Hibernian Brown Bread
3 cups whole wheat flour
1 cup unbleach all-purpose flour
1/2 cup old-fashioned rolled oats
2 teaspoons baking powder
1 teaspoon baking soda
1 teaspoon salt
1 1/2 cups buttermilk
1 large egg
1/2cup unsalted butter, melted
Preheat oven to 400F. Grease an 8-inch round pan
Whisk together the flours, oats, baking powder, baking soda and salt in a large mixing bowl. Beat together the buttermilk, egg and melted butter in large measuring cup. Make a well in the dry ingredients and add the liquid. Stir just until all the ingredients are evenly moistened.

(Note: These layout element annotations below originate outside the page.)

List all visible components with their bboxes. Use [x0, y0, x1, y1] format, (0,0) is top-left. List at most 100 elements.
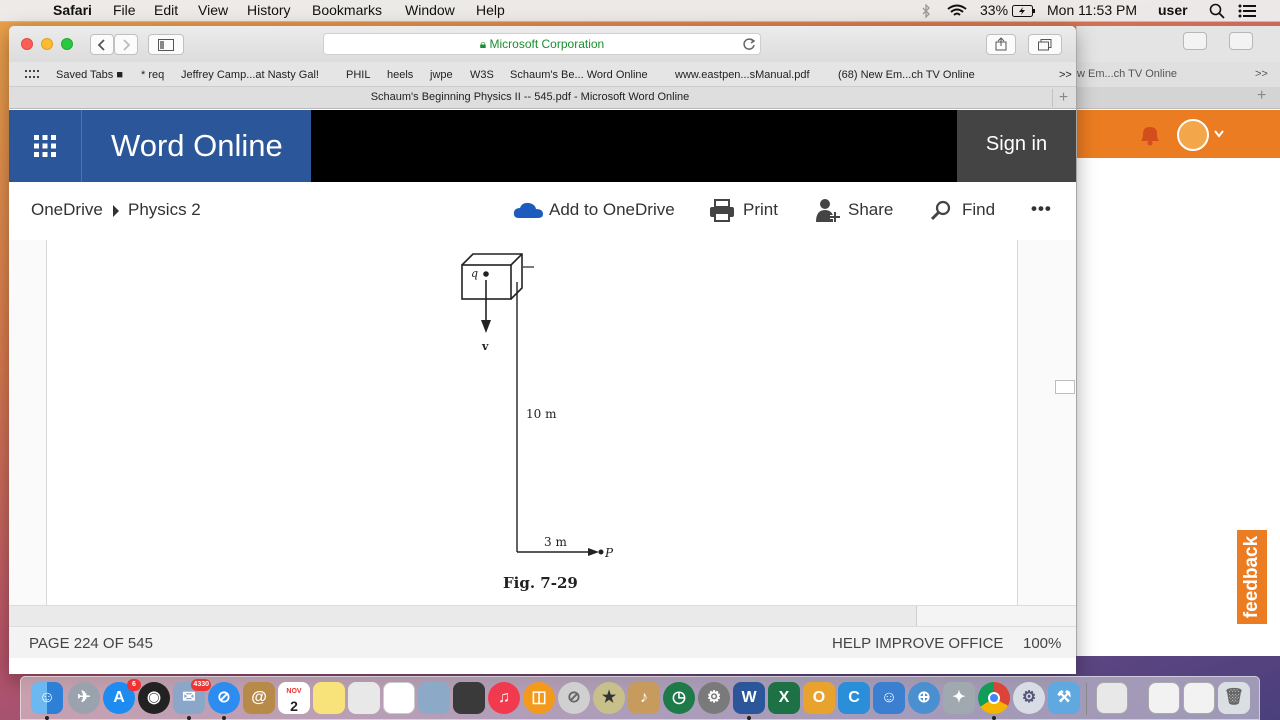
- photos-icon[interactable]: [418, 682, 450, 714]
- bookmarks-overflow[interactable]: >>: [1059, 69, 1072, 81]
- active-tab-title[interactable]: Schaum's Beginning Physics II -- 545.pdf…: [9, 91, 1051, 103]
- user-avatar[interactable]: [1177, 119, 1209, 151]
- disk-utility-icon[interactable]: ⚙︎: [1013, 682, 1045, 714]
- bookmark-item[interactable]: Jeffrey Camp...at Nasty Gal!: [181, 69, 319, 81]
- show-tabs-button[interactable]: [1028, 34, 1062, 55]
- battery-percent: 33%: [980, 2, 1009, 18]
- bg-add-tab-button[interactable]: +: [1257, 87, 1266, 105]
- app-launcher-button[interactable]: [9, 110, 81, 182]
- word-icon[interactable]: W: [733, 682, 765, 714]
- horizontal-scroll-thumb[interactable]: [9, 606, 917, 626]
- bookmark-item[interactable]: * req: [141, 69, 164, 81]
- share-page-button[interactable]: [986, 34, 1016, 55]
- menu-file[interactable]: File: [113, 2, 136, 18]
- bookmark-item[interactable]: Schaum's Be... Word Online: [510, 69, 648, 81]
- messenger-icon[interactable]: ☺︎: [873, 682, 905, 714]
- menu-bookmarks[interactable]: Bookmarks: [312, 2, 382, 18]
- bookmark-saved-tabs[interactable]: Saved Tabs ■: [56, 69, 123, 81]
- feedback-tab[interactable]: feedback: [1235, 528, 1269, 626]
- mail-icon[interactable]: ✉︎ 4330: [173, 679, 211, 714]
- wifi-icon[interactable]: [947, 4, 967, 18]
- menu-edit[interactable]: Edit: [154, 2, 178, 18]
- photo-booth-icon[interactable]: [453, 682, 485, 714]
- bg-bookmarks-overflow[interactable]: >>: [1255, 68, 1268, 80]
- xcode-icon[interactable]: ⚒︎: [1048, 682, 1080, 714]
- menu-history[interactable]: History: [247, 2, 291, 18]
- document-viewport[interactable]: q v 10 m 3 m P Fig. 7-29: [9, 240, 1076, 605]
- vertical-scroll-thumb[interactable]: [1055, 380, 1075, 394]
- command-bar: OneDrive Physics 2 Add to OneDrive Print: [9, 182, 1076, 240]
- garageband-icon[interactable]: ♪: [628, 682, 660, 714]
- launchpad-icon[interactable]: ✈︎: [68, 682, 100, 714]
- imovie-icon[interactable]: ★: [593, 682, 625, 714]
- contacts-icon[interactable]: @: [243, 682, 275, 714]
- no-access-icon[interactable]: ⊘: [558, 682, 590, 714]
- zoom-window-button[interactable]: [61, 38, 73, 50]
- app-store-icon[interactable]: A6: [103, 679, 141, 714]
- ibooks-icon[interactable]: ◫: [523, 682, 555, 714]
- menu-window[interactable]: Window: [405, 2, 455, 18]
- bluetooth-icon[interactable]: [921, 4, 931, 18]
- bookmark-item[interactable]: (68) New Em...ch TV Online: [838, 69, 975, 81]
- trash-icon[interactable]: 🗑︎: [1218, 682, 1250, 714]
- bookmark-item[interactable]: PHIL: [346, 69, 370, 81]
- sign-in-button[interactable]: Sign in: [957, 110, 1076, 182]
- menu-help[interactable]: Help: [476, 2, 505, 18]
- reload-icon[interactable]: [742, 37, 756, 51]
- bg-bookmark-item[interactable]: w Em...ch TV Online: [1077, 68, 1177, 80]
- calendar-icon[interactable]: NOV 2: [278, 682, 310, 714]
- notification-center-icon[interactable]: [1238, 4, 1256, 18]
- bookmark-item[interactable]: www.eastpen...sManual.pdf: [675, 69, 810, 81]
- breadcrumb-onedrive[interactable]: OneDrive: [31, 200, 103, 220]
- dock-window-thumbnail[interactable]: [1096, 682, 1128, 714]
- forward-button[interactable]: [114, 34, 138, 55]
- time-machine-icon[interactable]: ◷: [663, 682, 695, 714]
- menu-app-safari[interactable]: Safari: [53, 2, 92, 18]
- bookmark-item[interactable]: W3S: [470, 69, 494, 81]
- address-bar[interactable]: 🔒︎ Microsoft Corporation: [323, 33, 761, 55]
- top-sites-grid-icon[interactable]: [25, 70, 39, 79]
- word-online-brand[interactable]: Word Online: [81, 110, 311, 182]
- finder-icon[interactable]: ☺︎: [31, 682, 63, 714]
- bookmark-item[interactable]: jwpe: [430, 69, 453, 81]
- network-icon[interactable]: ⊕: [908, 682, 940, 714]
- dock-window-thumbnail[interactable]: [1148, 682, 1180, 714]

Turn the dough out onto a floured surface and knead three or four times. Form the dough into a ball, place it in the prepared pan, and cut a cross an inch deep into the top.
Bake at 400F for 10 minutes, reduce the oven temperature to 375F and bake until the bread sounds hollow when you tap the base and the top begins to brown, 30 to 40 minutes more. Remove from the oven and transfer the bread to a rack to cool. Drape the warm bread with a clean kitchen towel to keep it soft until you're ready to eat
Pairs Well With
This is a nice quick bread to have with soups or salads. A good sours of whole grain. It is from King Arthur Flour Whole Grain Baking.